Gerard, the play's director, soon casts Anne as a replacement for one of his many departing actors; there is much made of people leaving and disappearing throughout the film, often for unsaid or unknown reasons. Anne and Gerard become romantically entwined also, but like most romances in the film it is ephemeral and unpredictable, and both have other entanglements. Eventually Anne takes it upon herself to find a tape of this music, which becomes the driving force of the latter half of the film, if this portrait of half-truths and romantic obsessions with dark powers and political intrigues can be said to have a real plot at all. It's a red herring, of course, much like the Maltese falcon, another homage to or parallel with the world of noir - in fact psychologically, if not plot-wise, this may be the most noirish of all the early New Wave films.
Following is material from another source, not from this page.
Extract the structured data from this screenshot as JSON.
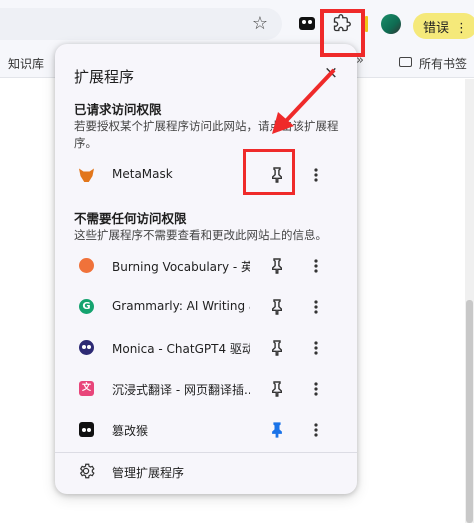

I first saw Paris probably 15 years ago in the crappy old cut version available on VHS in the USA and this was my first re-watch, in the fine recent release from the BFI on Region 2 DVD. It's fascinating to return to it again after having seen nearly all of the director's subsequent work and to find that nearly all of his great themes and interests are present in this first feature made 50 years ago: complex romantic tangles, obsessions with conspiracies that may or may not exist, the city as playground, female friendships, theater - nearly all of Rivette's life's work can be found in nascent form here. One marked difference from everything that comes after is in the soundtrack, post-synchronized here, and this is rather unnerving when one is used to the direct sound that the director has mastered. Yet it works in Paris, the lack of street noises and the focus on individual voices and the eerie soundtrack music contributing to a view of the city as nightmarish, a place of loners and loneliness, of the permanent outsiders, of madness in the face of an obscure modern world. The last scene, as Anne's gaze wanders off following birds flying across the water, is emblematic too of this cryptic loner. Nothing is truly revealed, and more questions remain than were ever answered.

A masterpiece, and for my money every bit as important as any of the other films from the dawn of the New Wave.